Queries like “is this lawsuit funding company legit” or “how to avoid predatory pre-settlement funding” highlight a major concern for attorneys. 

Warning signs include: 

  • Vague or overly complex contracts  
  • High-cost structures that are not clearly disclosed  
  • Lack of attorney involvement or transparency  
  • Difficulty getting clear answers to simple questions 
  • Emphasis on how quickly funds will be released  

A simple rule: if you can’t quickly explain the terms to your client, that’s a red flag. 

The Milestone Foundation takes a different approach—offering clear agreements, transparent pricing, and direct collaboration with attorneys to ensure clients are protected. 

  1. Are there alternatives totraditional litigation funding companies? 

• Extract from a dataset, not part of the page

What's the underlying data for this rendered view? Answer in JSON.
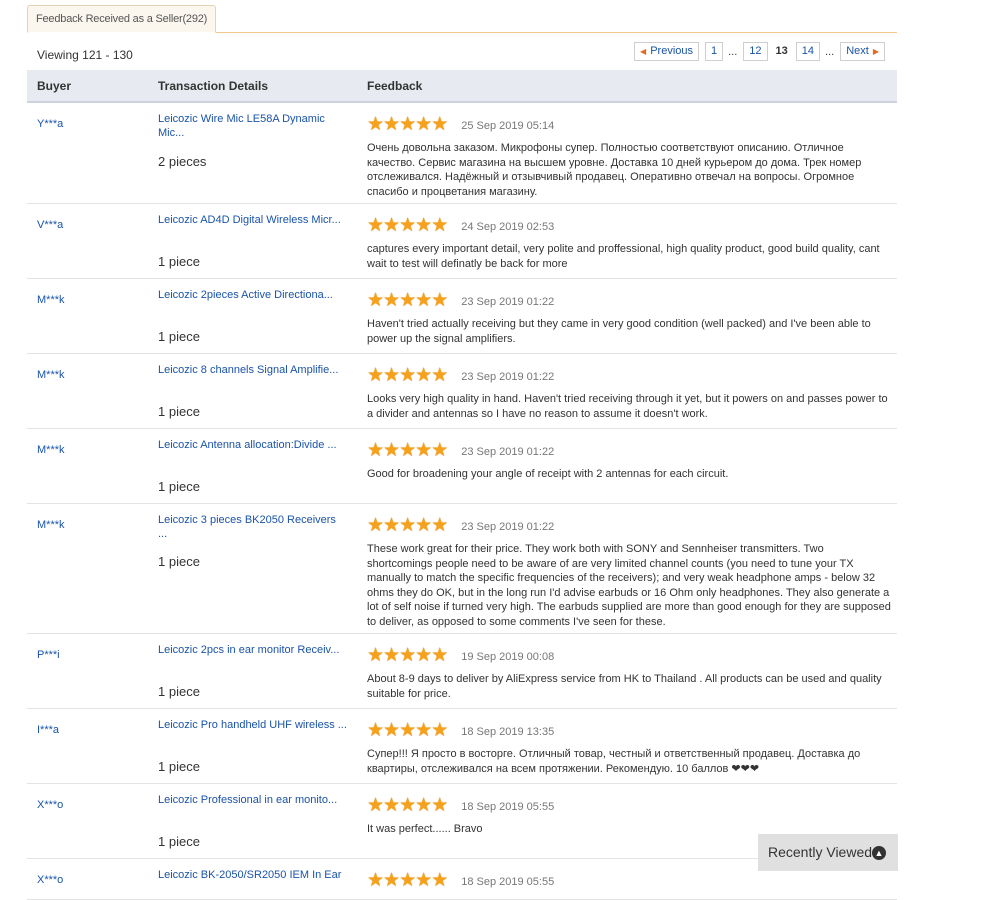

Attorneys often search for “low-cost pre-settlement funding companies” in hopes of finding one that isn’t going to take advantage of their plaintiffs. Unfortunately, many traditional funders are the same. There are two alternatives that are not driven by profit and are looking to offer a better experience for plaintiffs.  

  • The Milestone Foundation is the country’s only non-profit plaintiff funding company. It was built to provide a fair, transparent alternative to traditional high-cost funding models. 
  • ClaimAngel is a platform that brings together many traditional funding companies to create a marketplace that offers a lower, standard rate for plaintiffs looking for funding. 

Conclusion 

The rise of plaintiff litigation funding has created both opportunity and risk. For attorneys, the key is not just finding funding but finding a funding partner that puts their client’s best interest first.  

By asking smarter questions about transparency, risk, timing, and ethics, attorneys can better protect their clients and strengthen case outcomes. 

The Milestone Foundation is committed to setting a higher standard; providing pre-settlement and post-settlement funding that supports plaintiffs without compromising their financial future.